Geneva Art World Pens Anti-Money-Laundering Guide Amid ScandalsBy
Art dealers, lawyers publish guide for vetting sellers of art
Initiative comes after Syrian antiquities seized at Free Ports
Geneva’s art world suffered another blow to its reputation in November when prosecutors seized pillaged Syrian antiquities from the city’s free port, raising concerns about money laundering and terrorist financing. Now a group of art dealers, lawyers and consultants is fighting back.
Under the banner of the Responsible Art Market Initiative, the group published a set of guidelines on Thursday designed to counter illicit activity, including 10 principles for vetting buyers and sellers of art.
“The idea is to make sure people understand what the threat is, and it is a real threat facing the art market,” said Mathilde Heaton, a former legal director at auction house Christie’s who helped draft the new guidelines. “We want to play our role in also combating a much wider problem.”
The discovery of looted artifacts from Libya, Yemen and the ancient Syrian city of Palmyra comes seven months after an Amedeo Modigliani painting allegedly stolen by the Nazis surfaced in Geneva’s Free Port. That spurred the city’s leading consultants and lawyers to devise an initiative that could become a model for larger art markets in London and New York.
“I don’t think Geneva is more or less exposed to the risks but I’m not aware of a British group of lawyers, accountant and auctioneers who have got together to draw up guidelines, and I’m not aware of one in America either,” said Andrew Bodnar, a London-based lawyer who specializes in asset recovery and money laundering cases including art. “The mere fact this is happening shows the concern the Geneva art market has.”

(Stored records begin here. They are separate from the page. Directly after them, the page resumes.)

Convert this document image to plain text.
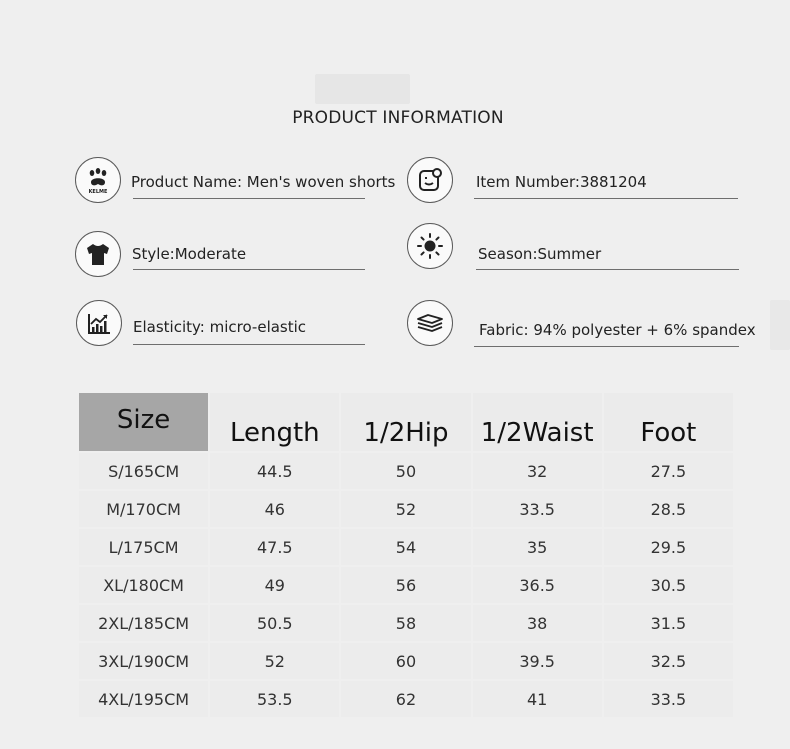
PRODUCT INFORMATION
KELME
Product Name: Men's woven shorts	Item Number:3881204
Style:Moderate	Season:Summer
Elasticity: micro-elastic	Fabric: 94% polyester + 6% spandex
Size	Length	1/2Hip	1/2Waist	Foot
S/165CM	44.5	50	32	27.5
M/170CM	46	52	33.5	28.5
L/175CM	47.5	54	35	29.5
XL/180CM	49	56	36.5	30.5
2XL/185CM	50.5	58	38	31.5
3XL/190CM	52	60	39.5	32.5
4XL/195CM	53.5	62	41	33.5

While Switzerland only accounted for 2 percent of the global art market by value in 2015, according to a study last year by Dublin-based Arts Economics, Geneva’s free port is the largest tax-free storage site for art in the world.
The new guidelines come amid the spat between the free port’s largest tenant Yves Bouvier and Russian potash billionaire Dmitry Rybolovlev, who alleges he was overcharged by the Geneva art dealer for paintings, including works by Pablo Picasso and Claude Monet. Rybolovlev contends that Bouvier owed him a fiduciary duty to act in his interests. The art dealer says the Russian was merely a good repeat customer who willingly paid top dollar, adding that there was no broker or agent relationship between the two.
A lack of clear rules helped spawn the dispute, according to Thomas Seydoux, who left Christie’s to set up his own art dealership in Geneva in 2012. It also highlights the need for major art markets to coordinate, he said.
“There’s no way in hell a single dealer can be perfectly aware of the rules and practices and the changes in rules and practices in every single country,” said Seydoux, who plans to attend the conference. “It’s really important that we clarify the roles and the practices of each country and we standardize it, or at least we provide a label of quality good practice across the board.”
At a conference held on Thursday, Riccardo Sansonetti, head of financial crime at the Swiss State Secretariat for International Finance, said he welcomed the effort.
“It shows the will of the private sector to set out good practice, indicated a certain maturity of the sector, and third it’s very useful as a way of managing the risks,” he said.
Simon Studer, who runs an art dealership at the Geneva Free Ports complex said he’s fed up with businesses like his being tarred with the same brush as those caught up in scandals.
“The minority is burning the reputation of the majority,” said Studer, who is located outside the customs storage zone. “I would like to have a more balanced image of the art market."